カルパインは生体調節因子として極めて重要である一方、その異常活性化は種々の病態に関与することが示されている。

生体調節因子としての役割

カルパインは主に細胞骨格系のタンパク質を限定分解することにより細胞の形態的変化を伴う現象(例えば細胞の移動など)に関与していると考えられている。遺伝子改変マウスの解析例として、カルパイン1欠損マウスでは目立った表現型はみられないが[17]、カルパイン2欠損マウスおよびCAPNS1欠損マウスでは胚性期に致死を示すことから、カルパイン2は初期発生に必須である[18, 19]。また、カルパイン3の遺伝子変異は肢帯型筋ジストロフィーの原因として同定されている[20]ほか、カルパイン10のSNPと2型糖尿病との関連が報告されている[21]。一方、神経特異的なCAPNS1コンディショナル欠損マウスにおいてはカルパイン1および2の発現量低下とともに樹状突起の形態異常やLTPの減弱がみられることから[22]カルパイン1および2とシナプス可塑性との関連が強く示唆されるが、その詳しいメカニズムについては不明である。

病態関連因子としての役割

アルツハイマー病患者脳において活性化カルパイン量の上昇が報告されて以来[23]、カルパインとアルツハイマー病との関連が多数報告されている。

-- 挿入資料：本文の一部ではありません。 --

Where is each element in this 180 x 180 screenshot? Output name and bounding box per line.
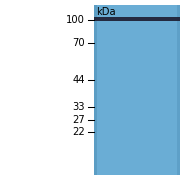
Bar: [177, 5, 180, 175]
Text: 22: 22: [72, 127, 85, 137]
Text: 70: 70: [72, 38, 85, 48]
Bar: [94, 5, 97, 175]
Bar: [94, 18, 180, 20]
Bar: [94, 17, 180, 21]
Text: 33: 33: [72, 102, 85, 112]
Bar: [94, 5, 180, 175]
Text: 100: 100: [66, 15, 85, 25]
Text: 27: 27: [72, 115, 85, 125]
Text: 44: 44: [72, 75, 85, 85]
Text: kDa: kDa: [96, 7, 116, 17]
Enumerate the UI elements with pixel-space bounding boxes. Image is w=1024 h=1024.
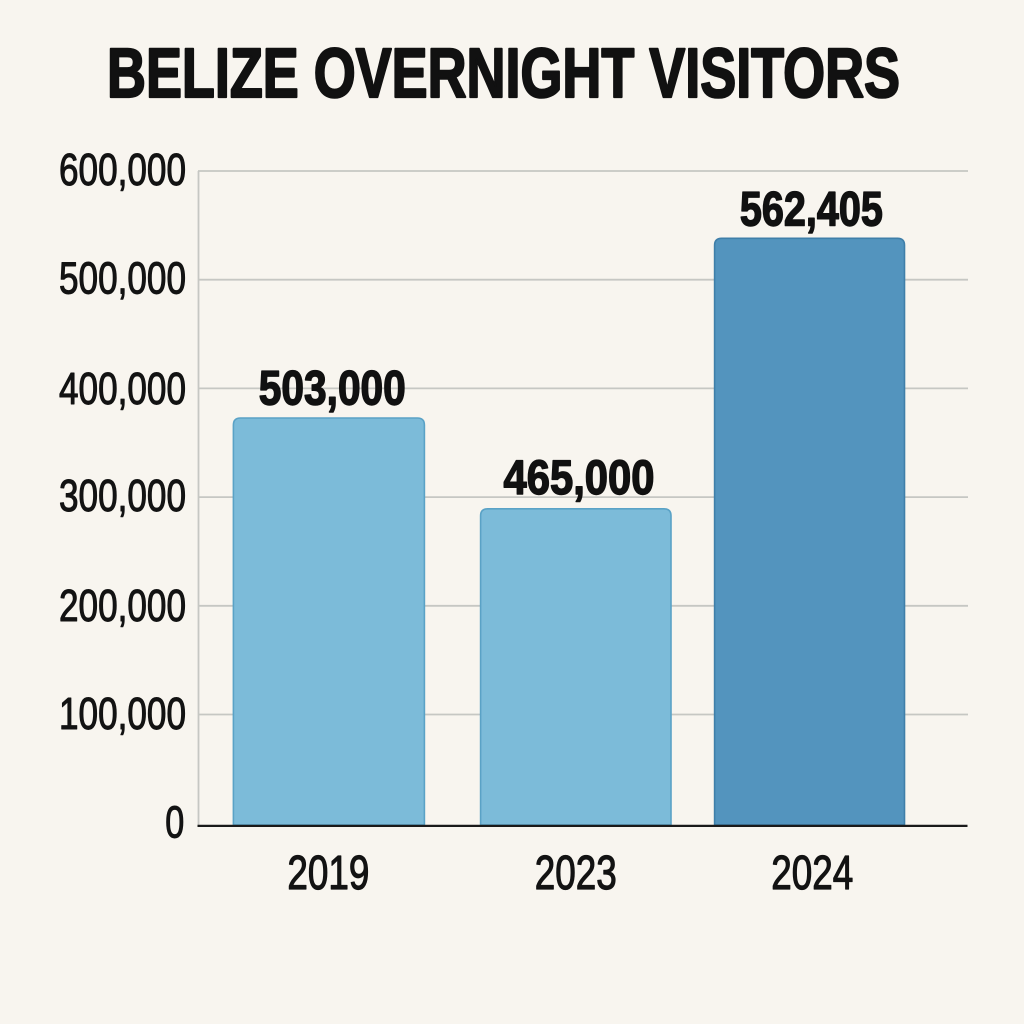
svg-text:2019: 2019 xyxy=(287,847,369,900)
svg-text:2024: 2024 xyxy=(771,847,853,900)
svg-text:100,000: 100,000 xyxy=(59,688,186,739)
svg-text:500,000: 500,000 xyxy=(59,253,186,304)
svg-text:503,000: 503,000 xyxy=(259,362,406,416)
svg-text:465,000: 465,000 xyxy=(504,451,655,505)
svg-text:200,000: 200,000 xyxy=(59,580,186,631)
svg-text:BELIZE OVERNIGHT VISITORS: BELIZE OVERNIGHT VISITORS xyxy=(107,34,900,112)
svg-text:562,405: 562,405 xyxy=(740,183,883,237)
svg-text:300,000: 300,000 xyxy=(59,470,186,521)
svg-text:400,000: 400,000 xyxy=(59,363,186,414)
svg-text:2023: 2023 xyxy=(535,847,617,900)
svg-text:600,000: 600,000 xyxy=(59,144,186,195)
svg-text:0: 0 xyxy=(165,796,184,847)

最新のアルツハイマー病モデルマウスを用いた研究からは、カルパインがアミロイド斑の形成促進と神経炎症の増悪化に関与する可能性が示されている[24]。また、スナネズミを用いた虚血モデルの研究では脳虚血時の神経細胞死に先立ってカルパイン活性の上昇がみられることから[25]、カルパインは血管型認知症における遅発性神経細胞死にも関与する可能性がある。一方、発達障害疾患である滑脳症とカルパインとの関連も報告されている。微小管モータータンパク質・ダイニンの局在や機能を制御するLis1のヘテロ欠損マウスでは滑脳症を呈するが、カルパインはLis1タンパク質量の制御を介してこれらの病態に関与することが示されている[26]。これら病態解析を目的として、カルパスタチンの過剰発現マウスおよび欠損マウスが作製されており[27, 28]、それらを用いた新たな知見が得られている[29, 30]。以上のように、カルパインの異常活性化は種々の病態に関与すると考えられ、それらの治療標的としてカルパイン阻害剤の開発が進んでいるが、その特異的な阻害剤の開発には至っていない。